QUOTE(SB_Johnny @ Sun 15th January 2012, 1:36pm)
Apparently Jimmy paid them a visit, and has
reported on it on his psychophants' favorite page.
Thanks for spotting.This is rich:
QUOTE
In their presentation of what went wrong, the main thing that leapt out at me is that they did not know how to appropriately escalate.
As are some of the comments, especially this
QUOTE
Thank you for getting so involved and taking on this important outreach task. We should all aim to move on from being adversarial to Wikimedia (esp. the Foundation and Chapters) being seen as a resource to provide help for organizations that will always have difficulty in helping the encyclopaedia with content, due to their conflict of interest highly likely to be fundamentally engrained. I would like to see such presentations and simple print quality self-help material, pitched for such tricky organizations, being captured and perhaps published on the :outreach wiki. Perhaps you would be interested in helping to make a good quality video that organizations can use for their own internal training? I'm thinking of our "classic" problematic organizations such as corporate marketing, religious evangelizing and political lobbying. As for not everyone providing an apology; well they are a PR company, you have to expect a jolly good spin. Cheers --Fæ (talk) 14:56, 13 January 2012 (UTC)

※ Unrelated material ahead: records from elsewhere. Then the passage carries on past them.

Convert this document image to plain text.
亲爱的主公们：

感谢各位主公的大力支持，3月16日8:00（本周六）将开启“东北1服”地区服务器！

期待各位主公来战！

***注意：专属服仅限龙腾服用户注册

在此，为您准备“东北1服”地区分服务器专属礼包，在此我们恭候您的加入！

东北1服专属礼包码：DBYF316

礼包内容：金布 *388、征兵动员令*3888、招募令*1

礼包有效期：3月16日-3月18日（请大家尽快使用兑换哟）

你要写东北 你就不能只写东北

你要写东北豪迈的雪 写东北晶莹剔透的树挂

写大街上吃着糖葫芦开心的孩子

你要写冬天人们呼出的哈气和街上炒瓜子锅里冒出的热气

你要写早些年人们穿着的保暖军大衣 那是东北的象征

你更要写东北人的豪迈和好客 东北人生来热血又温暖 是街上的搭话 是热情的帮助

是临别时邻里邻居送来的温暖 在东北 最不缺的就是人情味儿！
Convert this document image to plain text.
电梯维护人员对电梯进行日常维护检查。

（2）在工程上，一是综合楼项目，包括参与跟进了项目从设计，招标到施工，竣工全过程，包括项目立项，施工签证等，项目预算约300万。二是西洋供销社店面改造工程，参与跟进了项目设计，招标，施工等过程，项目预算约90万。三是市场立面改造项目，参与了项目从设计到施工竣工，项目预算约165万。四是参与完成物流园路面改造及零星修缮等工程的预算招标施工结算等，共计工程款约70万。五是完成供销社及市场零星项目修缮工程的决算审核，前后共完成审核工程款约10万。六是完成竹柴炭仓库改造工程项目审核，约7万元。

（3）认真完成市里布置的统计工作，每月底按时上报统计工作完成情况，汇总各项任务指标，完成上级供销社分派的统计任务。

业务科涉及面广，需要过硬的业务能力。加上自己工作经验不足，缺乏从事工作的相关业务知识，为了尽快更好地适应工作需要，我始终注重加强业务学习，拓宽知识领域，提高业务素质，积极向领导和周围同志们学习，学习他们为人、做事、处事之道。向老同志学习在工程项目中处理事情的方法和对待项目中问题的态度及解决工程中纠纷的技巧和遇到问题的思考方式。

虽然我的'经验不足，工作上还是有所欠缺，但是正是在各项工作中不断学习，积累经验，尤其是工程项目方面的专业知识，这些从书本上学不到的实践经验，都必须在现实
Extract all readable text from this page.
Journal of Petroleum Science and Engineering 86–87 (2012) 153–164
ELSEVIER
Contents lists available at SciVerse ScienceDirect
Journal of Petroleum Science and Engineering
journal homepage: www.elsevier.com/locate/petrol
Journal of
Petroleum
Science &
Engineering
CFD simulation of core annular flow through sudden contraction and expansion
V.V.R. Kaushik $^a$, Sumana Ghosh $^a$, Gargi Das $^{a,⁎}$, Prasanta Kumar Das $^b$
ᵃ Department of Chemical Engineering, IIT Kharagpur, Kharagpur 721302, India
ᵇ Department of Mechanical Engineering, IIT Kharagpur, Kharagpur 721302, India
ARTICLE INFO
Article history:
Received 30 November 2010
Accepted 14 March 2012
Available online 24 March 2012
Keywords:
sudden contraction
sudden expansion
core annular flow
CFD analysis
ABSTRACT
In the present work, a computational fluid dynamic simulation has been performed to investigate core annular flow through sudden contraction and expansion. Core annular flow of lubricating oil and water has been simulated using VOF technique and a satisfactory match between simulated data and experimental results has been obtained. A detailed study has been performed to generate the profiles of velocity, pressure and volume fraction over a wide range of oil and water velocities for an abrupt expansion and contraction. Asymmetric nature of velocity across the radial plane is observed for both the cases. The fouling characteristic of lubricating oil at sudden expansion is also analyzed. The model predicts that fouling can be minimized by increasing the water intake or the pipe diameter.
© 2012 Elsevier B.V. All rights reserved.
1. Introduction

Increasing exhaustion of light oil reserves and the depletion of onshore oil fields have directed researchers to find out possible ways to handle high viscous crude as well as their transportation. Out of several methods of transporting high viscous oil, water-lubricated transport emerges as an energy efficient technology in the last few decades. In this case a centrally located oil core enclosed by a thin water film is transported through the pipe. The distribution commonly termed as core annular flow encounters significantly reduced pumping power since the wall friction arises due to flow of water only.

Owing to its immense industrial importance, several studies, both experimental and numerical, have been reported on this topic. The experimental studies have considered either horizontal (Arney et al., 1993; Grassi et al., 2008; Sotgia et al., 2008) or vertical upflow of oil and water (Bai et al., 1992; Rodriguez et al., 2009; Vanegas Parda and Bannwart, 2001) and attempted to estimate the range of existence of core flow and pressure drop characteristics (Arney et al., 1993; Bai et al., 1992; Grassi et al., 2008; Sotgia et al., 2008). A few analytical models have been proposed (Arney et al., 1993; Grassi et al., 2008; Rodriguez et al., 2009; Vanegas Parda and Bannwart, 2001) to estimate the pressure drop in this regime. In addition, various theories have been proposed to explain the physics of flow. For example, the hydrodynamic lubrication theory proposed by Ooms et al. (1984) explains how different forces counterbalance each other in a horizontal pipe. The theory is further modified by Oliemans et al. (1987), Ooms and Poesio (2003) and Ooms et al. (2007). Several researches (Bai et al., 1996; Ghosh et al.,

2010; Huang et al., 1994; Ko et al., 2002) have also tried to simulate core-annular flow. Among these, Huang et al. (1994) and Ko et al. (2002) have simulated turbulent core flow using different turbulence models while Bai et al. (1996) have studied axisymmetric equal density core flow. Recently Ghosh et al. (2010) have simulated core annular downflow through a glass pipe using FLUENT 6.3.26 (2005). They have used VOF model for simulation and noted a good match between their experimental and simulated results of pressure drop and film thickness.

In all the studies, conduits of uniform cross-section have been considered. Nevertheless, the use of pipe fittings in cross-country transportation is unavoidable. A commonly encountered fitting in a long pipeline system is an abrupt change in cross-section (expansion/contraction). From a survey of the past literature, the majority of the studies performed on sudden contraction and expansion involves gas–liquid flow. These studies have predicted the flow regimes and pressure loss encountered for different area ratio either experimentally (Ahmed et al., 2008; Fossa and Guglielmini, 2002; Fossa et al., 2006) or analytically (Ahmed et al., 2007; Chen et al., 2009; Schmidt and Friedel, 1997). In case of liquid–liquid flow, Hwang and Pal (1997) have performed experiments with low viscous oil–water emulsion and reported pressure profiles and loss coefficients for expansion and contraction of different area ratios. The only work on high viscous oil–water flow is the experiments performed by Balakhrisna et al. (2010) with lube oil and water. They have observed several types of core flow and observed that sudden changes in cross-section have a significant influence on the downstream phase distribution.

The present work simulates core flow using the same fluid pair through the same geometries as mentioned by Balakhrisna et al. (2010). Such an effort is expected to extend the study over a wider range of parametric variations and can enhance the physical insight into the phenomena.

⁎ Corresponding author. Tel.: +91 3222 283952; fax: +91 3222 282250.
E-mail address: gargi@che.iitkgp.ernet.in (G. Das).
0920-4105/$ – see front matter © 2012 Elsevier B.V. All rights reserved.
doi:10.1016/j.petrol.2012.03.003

What is Fae counting as a 'classic' problematic organization here? At least I think I understand that puzzling word 'outreach'. It means going to people and organisations and institutions that exist in the wide world outside Wikipedia, and telling them how good Wikipedia is. I wonder now they have all that money, whether they could employ a PR firm to do this?
Oh and I just saw this
QUOTE
I'll just chime in to agree with Fæ—having assisted with similar outreach work on a smaller scale, I think it's very important that after we say "you screwed up there", we show them how to do things properly.